Fundamental research is unpredictable. Science is nonlinear and can't be retrofit to commercial cycles. Open AI started out, wanting to beat Google so they picked an approach that was more predictable to them: If we want to beat Google, we need more data and bigger supercomunters. This was an intellectually cheap approach, but one that will have some guaranteed payoff. As soon as OpenAI did that, every other company followed. The race was on. they also are going to shift away from the fundamental research approach, which is very hard to predict towards the. Instead of unpredictable research, they focused on mass production – “pump more in.” This is how they locked in their competitive advantage and secured a monopoly. If they build smaller models, there will be more competitors because the entry barriers will be lower.
Do you think these large companies will change?
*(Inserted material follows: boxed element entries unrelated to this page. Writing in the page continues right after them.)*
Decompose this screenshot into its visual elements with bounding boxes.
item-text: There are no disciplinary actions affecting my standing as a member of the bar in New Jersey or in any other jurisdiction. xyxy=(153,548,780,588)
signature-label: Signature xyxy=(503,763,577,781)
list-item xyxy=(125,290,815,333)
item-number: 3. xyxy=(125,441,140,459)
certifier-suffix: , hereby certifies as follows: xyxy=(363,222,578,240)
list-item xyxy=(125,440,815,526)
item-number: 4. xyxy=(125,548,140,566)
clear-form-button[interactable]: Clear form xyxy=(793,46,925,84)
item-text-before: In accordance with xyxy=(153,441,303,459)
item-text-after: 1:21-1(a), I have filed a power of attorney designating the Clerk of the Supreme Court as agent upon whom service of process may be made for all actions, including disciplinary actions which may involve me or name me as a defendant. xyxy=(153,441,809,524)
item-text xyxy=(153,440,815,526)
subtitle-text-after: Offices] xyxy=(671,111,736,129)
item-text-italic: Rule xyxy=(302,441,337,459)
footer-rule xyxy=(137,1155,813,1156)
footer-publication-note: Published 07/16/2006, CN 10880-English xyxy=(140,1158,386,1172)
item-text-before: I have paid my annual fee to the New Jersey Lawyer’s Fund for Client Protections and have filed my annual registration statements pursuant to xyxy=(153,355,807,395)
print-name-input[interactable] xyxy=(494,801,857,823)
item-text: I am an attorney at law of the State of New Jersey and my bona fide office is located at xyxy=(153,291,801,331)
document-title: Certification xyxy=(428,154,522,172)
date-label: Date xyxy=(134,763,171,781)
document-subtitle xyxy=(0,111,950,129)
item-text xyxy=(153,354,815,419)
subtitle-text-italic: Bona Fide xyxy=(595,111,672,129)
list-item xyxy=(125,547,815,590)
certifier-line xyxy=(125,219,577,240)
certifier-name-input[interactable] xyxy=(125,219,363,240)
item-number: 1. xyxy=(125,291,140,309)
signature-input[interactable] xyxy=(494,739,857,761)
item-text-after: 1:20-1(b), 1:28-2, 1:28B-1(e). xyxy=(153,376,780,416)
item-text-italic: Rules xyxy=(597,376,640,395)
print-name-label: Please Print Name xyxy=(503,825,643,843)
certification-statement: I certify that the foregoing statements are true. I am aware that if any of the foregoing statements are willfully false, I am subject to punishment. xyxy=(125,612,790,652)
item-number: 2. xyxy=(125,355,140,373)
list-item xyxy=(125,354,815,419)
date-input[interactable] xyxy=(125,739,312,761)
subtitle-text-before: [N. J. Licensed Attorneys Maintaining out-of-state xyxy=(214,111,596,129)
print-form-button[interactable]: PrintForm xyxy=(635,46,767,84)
I think it would be unrealistic to think they'll change without external pressure. If that pressure is applied, change becomes possible. When I criticize these companies as empires, I'm not advocating their complete dissolution, but rather the elimination of their imperial characteristics. We need to revert from empire back to normal company. Traditional companies can only survive if they serve their customers and users effectively and if there is a fair exchange of value. To achieve this, people inside and outside the companies must work together. It's about building up enough pressure so that change becomes an existential task for the company.
What policy measures could help make that happen?
One thing would be requiring companies to be fully transparent about what data they use to train their models. That would stop them from taking large amounts of intellectual property without compensating or crediting the creators of that IP. That would force a necessary exchange of value. If they have to pay, it is at least not simply appropriation, but a trade.
It is equally important to be transparent about how much energy is actually used to train and deploy these models. This has been extremely opaque. Researchers outside these companies are attempting to estimate the ecological footprint, but companies are refusing to provide the necessary information.
Another interesting development in the US has been the growing concern around chatbots and their impact on the mental health, especially when it comes to teenagers. There have been cases of teens who have taken their own lives after extended conversations with chatbots. A current legislative proposal would make companies liable for such damages. That could be a way of forcing them to be more cautious when introducing and designing their systems.